Vonnis in kort geding over aanbesteding Nieuwbouw/verbouw Synergieschool te Roermond

Op 25 september 2014 heeft de Rechtbank Limburg in Maastricht een vonnis uitgesproken in een kort geding tussen Betsema Bouw BV en de Gemeente Roermond, met Aannemersbedrijf [naam] B.V. als tussenkomende partij. De zaak betreft een aanbesteding voor de nieuwbouw/verbouw van de Synergieschool aan de Herkenbosscherweg 22 te Roermond. Betsema had zich ingeschreven voor de aanbesteding en stelde dat zij 5% van de aanneemsom zou inzetten voor Social Return, maar kreeg op dit onderdeel 0 punten toegekend door de Gemeente. Betsema vorderde primair dat de Gemeente zou worden verboden om de opdracht aan een ander te gunnen en subsidiair dat de gunning zou worden ingetrokken en herbeoordeeld.

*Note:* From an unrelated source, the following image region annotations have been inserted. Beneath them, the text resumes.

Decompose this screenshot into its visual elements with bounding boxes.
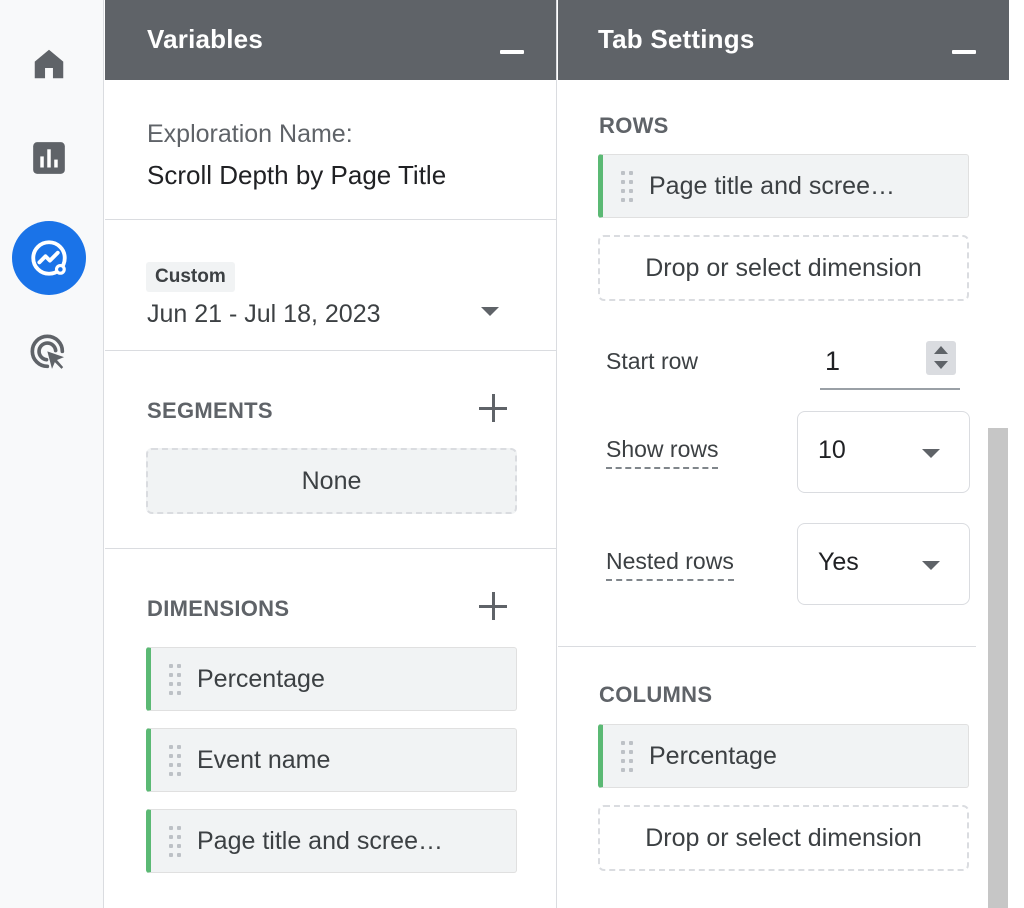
segments-label: SEGMENTS [147, 398, 273, 423]
exploration-name-input[interactable]: Scroll Depth by Page Title [147, 160, 446, 191]
rows-dimension-chip[interactable]: Page title and scree… [598, 154, 969, 218]
start-row-label: Start row [606, 348, 699, 374]
variables-header: Variables [105, 0, 556, 80]
variables-title: Variables [147, 24, 263, 54]
dimension-chip-percentage[interactable]: Percentage [146, 647, 517, 711]
dimensions-label: DIMENSIONS [147, 596, 290, 621]
date-range-section[interactable]: Custom Jun 21 - Jul 18, 2023 [105, 220, 556, 351]
drag-handle-icon[interactable] [621, 171, 633, 202]
rows-label: ROWS [599, 113, 669, 138]
minimize-tab-settings-icon[interactable] [952, 50, 976, 54]
nested-rows-label[interactable]: Nested rows [606, 548, 734, 581]
date-range-dropdown-icon[interactable] [481, 307, 499, 316]
dimension-chip-label: Percentage [197, 664, 325, 693]
nested-rows-dropdown-icon [922, 561, 940, 570]
rows-drop-zone[interactable]: Drop or select dimension [598, 235, 969, 301]
dimension-chip-page-title[interactable]: Page title and scree… [146, 809, 517, 873]
columns-section: COLUMNS Percentage Drop or select dimens… [558, 647, 976, 908]
left-nav-rail [0, 0, 104, 908]
columns-label: COLUMNS [599, 682, 713, 707]
reports-icon [33, 142, 65, 174]
date-range-value[interactable]: Jun 21 - Jul 18, 2023 [147, 300, 381, 329]
show-rows-value: 10 [818, 436, 846, 464]
nested-rows-value: Yes [818, 548, 859, 576]
tab-settings-header: Tab Settings [558, 0, 1009, 80]
drag-handle-icon[interactable] [169, 664, 181, 695]
custom-badge: Custom [146, 262, 235, 292]
add-dimension-icon[interactable] [477, 590, 509, 622]
drag-handle-icon[interactable] [169, 826, 181, 857]
start-row-input[interactable]: 1 [820, 338, 960, 390]
columns-drop-zone[interactable]: Drop or select dimension [598, 805, 969, 871]
segments-section: SEGMENTS None [105, 351, 556, 549]
exploration-name-section: Exploration Name: Scroll Depth by Page T… [105, 80, 556, 220]
nav-explore[interactable] [12, 221, 86, 295]
dimensions-section: DIMENSIONS Percentage Event name Page ti… [105, 549, 556, 908]
variables-panel: Variables Exploration Name: Scroll Depth… [105, 0, 557, 908]
number-spinner-icon[interactable] [926, 341, 956, 375]
tab-settings-scrollbar[interactable] [988, 428, 1008, 908]
show-rows-dropdown-icon [922, 449, 940, 458]
nav-reports[interactable] [12, 121, 86, 195]
explore-icon [31, 240, 67, 276]
drag-handle-icon[interactable] [169, 745, 181, 776]
start-row-value: 1 [825, 346, 841, 376]
dimension-chip-label: Event name [197, 745, 331, 774]
drag-handle-icon[interactable] [621, 741, 633, 772]
show-rows-label[interactable]: Show rows [606, 436, 719, 469]
columns-dimension-chip[interactable]: Percentage [598, 724, 969, 788]
show-rows-select[interactable]: 10 [797, 411, 970, 493]
dimension-chip-event-name[interactable]: Event name [146, 728, 517, 792]
minimize-variables-icon[interactable] [500, 50, 524, 54]
nested-rows-select[interactable]: Yes [797, 523, 970, 605]
advertising-icon [30, 334, 65, 369]
nav-home[interactable] [12, 27, 86, 101]
tab-settings-title: Tab Settings [598, 24, 755, 54]
tab-settings-panel: Tab Settings ROWS Page title and scree… … [558, 0, 1009, 908]
nav-advertising[interactable] [12, 316, 86, 390]
rows-section: ROWS Page title and scree… Drop or selec… [558, 80, 976, 647]
segments-none-box[interactable]: None [146, 448, 517, 514]
rows-chip-label: Page title and scree… [649, 171, 895, 200]
add-segment-icon[interactable] [477, 392, 509, 424]
columns-chip-label: Percentage [649, 741, 777, 770]
exploration-name-label: Exploration Name: [147, 120, 353, 148]
home-icon [34, 49, 64, 79]
dimension-chip-label: Page title and scree… [197, 826, 443, 855]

De Gemeente verdedigde zich door te stellen dat de intentie om 5% in te zetten voor Social Return niet als een bindend aanbod kon worden gezien. De voorzieningenrechter oordeelde dat Betsema door het ondertekenen van de aanbestedingsdocumenten en het indienen van een plan van aanpak zich wel degelijk had verbonden aan het inzetten van de doelgroep voor 5% van de aanneemsom. De rechter concludeerde dat Betsema ten onrechte 0 punten had gekregen en dat zij recht had op 75 punten, wat leidde tot een wijziging in de rangorde van de inschrijvingen. Hierdoor werd de primaire vordering van Betsema toegewezen en werd de Gemeente veroordeeld in de proceskosten.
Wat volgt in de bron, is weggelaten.